Hi Gene,
Given a stable clock in your box, which from the reports below I doubt, every 2 minutes would, I think, give results that are totally lost in the propagation delays of the net.
Actually the physical server is fine, only need to run ntpdate once per hour on it.
And this is contacting my firewall for the time, not the net. I have other servers synchronising off the same firewall without issues.
Really seems like something screws up running Fedora inside VMware GSX.
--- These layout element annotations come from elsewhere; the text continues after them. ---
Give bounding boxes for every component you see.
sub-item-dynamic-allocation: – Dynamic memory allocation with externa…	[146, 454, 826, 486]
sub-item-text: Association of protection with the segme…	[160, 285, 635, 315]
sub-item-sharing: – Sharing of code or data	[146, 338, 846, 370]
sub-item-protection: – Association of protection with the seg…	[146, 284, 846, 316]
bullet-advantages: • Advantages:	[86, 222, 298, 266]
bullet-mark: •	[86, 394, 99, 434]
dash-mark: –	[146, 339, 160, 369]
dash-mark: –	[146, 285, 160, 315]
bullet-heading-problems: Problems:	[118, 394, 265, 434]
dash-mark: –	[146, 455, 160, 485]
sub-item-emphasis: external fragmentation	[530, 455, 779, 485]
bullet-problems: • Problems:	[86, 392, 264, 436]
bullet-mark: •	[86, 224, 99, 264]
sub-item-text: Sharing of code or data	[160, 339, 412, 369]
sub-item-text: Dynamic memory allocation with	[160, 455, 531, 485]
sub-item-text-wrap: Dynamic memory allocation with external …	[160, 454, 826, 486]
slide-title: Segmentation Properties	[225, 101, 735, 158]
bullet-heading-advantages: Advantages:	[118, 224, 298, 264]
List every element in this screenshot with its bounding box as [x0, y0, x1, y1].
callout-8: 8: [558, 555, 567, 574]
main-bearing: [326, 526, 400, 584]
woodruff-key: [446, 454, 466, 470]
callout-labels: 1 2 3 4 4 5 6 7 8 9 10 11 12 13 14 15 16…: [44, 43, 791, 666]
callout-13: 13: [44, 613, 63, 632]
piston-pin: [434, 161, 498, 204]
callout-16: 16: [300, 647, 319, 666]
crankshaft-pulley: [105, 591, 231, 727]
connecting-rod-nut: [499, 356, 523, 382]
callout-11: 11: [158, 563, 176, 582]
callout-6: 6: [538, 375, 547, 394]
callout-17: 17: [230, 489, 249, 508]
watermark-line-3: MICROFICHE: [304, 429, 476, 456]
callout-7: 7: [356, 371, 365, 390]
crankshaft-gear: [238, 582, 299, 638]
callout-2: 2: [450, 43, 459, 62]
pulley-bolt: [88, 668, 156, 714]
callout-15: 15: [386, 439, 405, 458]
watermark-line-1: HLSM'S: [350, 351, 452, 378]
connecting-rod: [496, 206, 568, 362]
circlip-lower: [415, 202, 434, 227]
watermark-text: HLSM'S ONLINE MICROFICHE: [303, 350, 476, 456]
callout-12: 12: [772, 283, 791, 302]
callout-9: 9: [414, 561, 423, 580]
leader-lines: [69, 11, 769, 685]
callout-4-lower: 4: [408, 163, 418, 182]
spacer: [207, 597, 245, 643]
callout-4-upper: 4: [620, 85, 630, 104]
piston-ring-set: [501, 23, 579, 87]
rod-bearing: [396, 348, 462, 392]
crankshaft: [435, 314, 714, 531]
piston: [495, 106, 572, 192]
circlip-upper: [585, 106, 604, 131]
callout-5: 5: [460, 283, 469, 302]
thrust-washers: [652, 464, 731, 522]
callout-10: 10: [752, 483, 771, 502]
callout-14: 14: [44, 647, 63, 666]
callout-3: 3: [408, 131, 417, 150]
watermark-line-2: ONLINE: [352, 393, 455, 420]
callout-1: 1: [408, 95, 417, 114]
Everything else is running perfectly though, just the system clock is screwy. Windows in a virtual server on the same host server is fine.
This doesn't look like a tickadj correctable error to be truthfull unless you take tickadj down in the 6000 - 7500 range. This one
Well I'm slowly reducing it (currently at 9900) and this is what I am seeing now.
Feb 10 16:47:58 krusty ntpdate[9134]: step time server 202.173.151.129 offset -3.756325 sec
Feb 10 16:49:52 krusty ntpdate[9146]: step time server 202.173.151.129 offset -9.375502 sec
Feb 10 16:50:01 krusty ntpdate[9153]: adjust time server 202.173.151.129 offset -0.086756 sec
Feb 10 16:51:51 krusty ntpdate[9166]: step time server 202.173.151.129 offset -9.705495 sec
Feb 10 16:52:02 krusty ntpdate[9172]: adjust time server 202.173.151.129 offset -0.456918 sec
Looks quite promising, it's a lot closer than before.
Asking the next obvious question, do you have cpufreq enabled?
Um nope. No program found by that name although I did find cpufreq in the kernel modules but it isn't a loaded module according to lsmod.
There is also a cpuspeed ticked on in ntsysv so could that be an issue?